Market Force #3: Historical Value Suggests a 31% Surge. Over the past 15 years, the average yield on the MLP Index has clocked in 3% higher than the yield on U.S. Treasuries. Today, it’s 4.37% higher. Given the current dividends on MLP stocks, their share prices would need to rise by 31% to bring the yield in line with the historical average.
Market Force #4: Institutional Growth. The MLP industry is just getting large enough – crossing the $215 billion mark – where big pension plans and endowments are starting to invest.
Market Force #5: Merger Activity Ahead. With $145 billion in oil and gas deals already taking place in 2011, expect buyouts to keep driving share prices higher.
Market Force #6: Robust Oil Prices. Natural gas prices don’t mirror oil prices. But the price of by-products – called natural gas liquids (or NGLs) – do. With oil prices rising, MLPs with a heavy NGL business will see bigger profit margins.
Not All MLPs Are Created Equal
When gauging growth MLPs, most investors look at the yield first. But you need to consider a few other things to make sure you’re getting enough return for the risk you take.
To determine growth, the key feature is location, location, location.
The MLPs with assets near the fastest-growing natural gas sources – like the Eagle Ford, Marcellus and Bakken shales – can expand the fastest.
It’s also important to consider MLPs’ exposure to natural gas prices.
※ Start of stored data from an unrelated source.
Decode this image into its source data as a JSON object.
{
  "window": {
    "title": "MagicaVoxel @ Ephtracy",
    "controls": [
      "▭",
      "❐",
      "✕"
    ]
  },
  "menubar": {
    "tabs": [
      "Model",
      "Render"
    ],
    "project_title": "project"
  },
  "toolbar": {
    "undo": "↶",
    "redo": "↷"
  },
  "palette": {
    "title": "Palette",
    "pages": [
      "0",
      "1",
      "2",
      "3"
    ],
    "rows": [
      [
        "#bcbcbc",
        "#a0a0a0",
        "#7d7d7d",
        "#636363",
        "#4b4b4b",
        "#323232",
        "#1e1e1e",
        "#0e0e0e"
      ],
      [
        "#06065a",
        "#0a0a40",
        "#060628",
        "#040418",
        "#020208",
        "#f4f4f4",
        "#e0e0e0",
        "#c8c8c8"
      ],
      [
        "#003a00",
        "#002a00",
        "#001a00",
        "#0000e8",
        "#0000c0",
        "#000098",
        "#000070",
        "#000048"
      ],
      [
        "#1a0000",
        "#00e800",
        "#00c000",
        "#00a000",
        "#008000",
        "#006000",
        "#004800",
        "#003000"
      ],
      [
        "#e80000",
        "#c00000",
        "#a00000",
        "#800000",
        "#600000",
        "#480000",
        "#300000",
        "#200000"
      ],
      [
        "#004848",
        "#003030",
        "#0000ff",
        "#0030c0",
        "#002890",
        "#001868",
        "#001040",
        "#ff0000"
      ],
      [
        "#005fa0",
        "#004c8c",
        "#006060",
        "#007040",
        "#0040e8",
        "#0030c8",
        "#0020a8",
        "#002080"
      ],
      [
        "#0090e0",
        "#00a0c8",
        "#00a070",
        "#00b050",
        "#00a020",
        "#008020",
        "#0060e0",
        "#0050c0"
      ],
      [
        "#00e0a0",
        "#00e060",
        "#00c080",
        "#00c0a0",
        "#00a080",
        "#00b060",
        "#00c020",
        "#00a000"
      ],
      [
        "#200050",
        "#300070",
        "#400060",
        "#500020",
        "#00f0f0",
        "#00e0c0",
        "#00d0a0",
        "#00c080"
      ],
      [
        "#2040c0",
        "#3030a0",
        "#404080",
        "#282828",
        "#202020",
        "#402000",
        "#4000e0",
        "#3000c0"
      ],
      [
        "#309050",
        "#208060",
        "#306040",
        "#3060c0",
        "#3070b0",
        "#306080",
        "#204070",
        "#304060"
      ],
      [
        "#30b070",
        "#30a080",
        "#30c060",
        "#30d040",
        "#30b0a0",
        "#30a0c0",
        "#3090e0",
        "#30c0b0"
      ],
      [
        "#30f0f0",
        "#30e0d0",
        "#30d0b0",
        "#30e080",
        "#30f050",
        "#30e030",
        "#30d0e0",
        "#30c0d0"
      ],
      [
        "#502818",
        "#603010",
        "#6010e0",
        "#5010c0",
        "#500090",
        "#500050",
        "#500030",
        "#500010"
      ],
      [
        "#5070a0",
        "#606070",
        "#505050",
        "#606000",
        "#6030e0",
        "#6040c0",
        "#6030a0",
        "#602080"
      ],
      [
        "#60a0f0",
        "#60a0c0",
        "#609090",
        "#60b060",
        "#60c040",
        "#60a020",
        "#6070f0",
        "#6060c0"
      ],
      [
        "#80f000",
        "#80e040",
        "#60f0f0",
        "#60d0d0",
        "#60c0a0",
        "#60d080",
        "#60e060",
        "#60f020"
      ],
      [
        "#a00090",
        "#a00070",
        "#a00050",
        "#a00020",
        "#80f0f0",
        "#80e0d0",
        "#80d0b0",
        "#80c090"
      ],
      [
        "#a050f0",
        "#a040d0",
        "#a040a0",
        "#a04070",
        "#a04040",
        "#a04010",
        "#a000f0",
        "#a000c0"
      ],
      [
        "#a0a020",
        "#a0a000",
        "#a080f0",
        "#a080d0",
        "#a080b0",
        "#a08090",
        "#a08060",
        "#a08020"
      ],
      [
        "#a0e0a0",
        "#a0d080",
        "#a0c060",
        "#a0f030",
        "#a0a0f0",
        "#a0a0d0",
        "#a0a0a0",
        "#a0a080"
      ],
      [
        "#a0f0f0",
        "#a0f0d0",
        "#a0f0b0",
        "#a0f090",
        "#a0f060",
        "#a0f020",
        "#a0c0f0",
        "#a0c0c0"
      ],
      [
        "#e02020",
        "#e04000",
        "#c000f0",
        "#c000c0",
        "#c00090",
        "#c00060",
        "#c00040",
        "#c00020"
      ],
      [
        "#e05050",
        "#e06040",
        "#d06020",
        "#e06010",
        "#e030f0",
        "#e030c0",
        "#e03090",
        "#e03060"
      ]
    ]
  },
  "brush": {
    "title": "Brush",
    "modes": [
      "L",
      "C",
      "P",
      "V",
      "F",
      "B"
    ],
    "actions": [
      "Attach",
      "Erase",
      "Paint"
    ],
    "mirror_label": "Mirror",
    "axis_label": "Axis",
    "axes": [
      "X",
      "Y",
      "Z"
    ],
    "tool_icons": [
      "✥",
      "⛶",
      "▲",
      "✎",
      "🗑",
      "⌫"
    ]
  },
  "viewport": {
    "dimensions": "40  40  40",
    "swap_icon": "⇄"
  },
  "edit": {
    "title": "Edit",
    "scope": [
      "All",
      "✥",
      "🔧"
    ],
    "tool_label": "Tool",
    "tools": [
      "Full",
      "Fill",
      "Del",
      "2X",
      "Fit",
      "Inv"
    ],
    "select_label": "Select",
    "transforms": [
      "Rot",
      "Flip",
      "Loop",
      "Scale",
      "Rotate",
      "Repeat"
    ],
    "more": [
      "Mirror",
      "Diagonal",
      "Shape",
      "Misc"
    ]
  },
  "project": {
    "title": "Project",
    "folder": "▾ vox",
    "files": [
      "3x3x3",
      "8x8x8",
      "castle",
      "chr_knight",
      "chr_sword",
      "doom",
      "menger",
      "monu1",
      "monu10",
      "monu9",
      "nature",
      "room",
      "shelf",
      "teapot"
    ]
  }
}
Do this by looking at their contract mix and how much of their business comes from NGLs. Fewer NGLs and more fee-based contracts means less volatility from energy prices. More NGLs and variable contracts mean more volatility.
With these elements factored in, here are two MLPs that I expect to do very well over the next year.
~ Buckeye Partners LP (NYSE: BPL): If you don’t want exposure to oil or natural gas prices, look at Buckeye. The company focuses heavily on transportation with fee-based contracts. In fact, only about 3% of the company’s earnings are tied to commodity prices. The stock currently yields 6.47% and has grown its dividend by 5.88% per year for the past five years.
~ Enterprise Products Partners (NYSE: EPD): If you think oil and natural gas prices will rise, Enterprise is the business for you. This MLP will benefit from growth in the Eagle Ford shale. Plus, nearly 70% of its contracts are tied to commodity prices. It currently pays a 5.39% dividend that has grown 6% each year.
Ideally, you’ll want to exit these positions before interest rates rise. But that shouldn’t happen for at least a year. Until then, consider natural gas MLPs as your income portfolio’s saviors.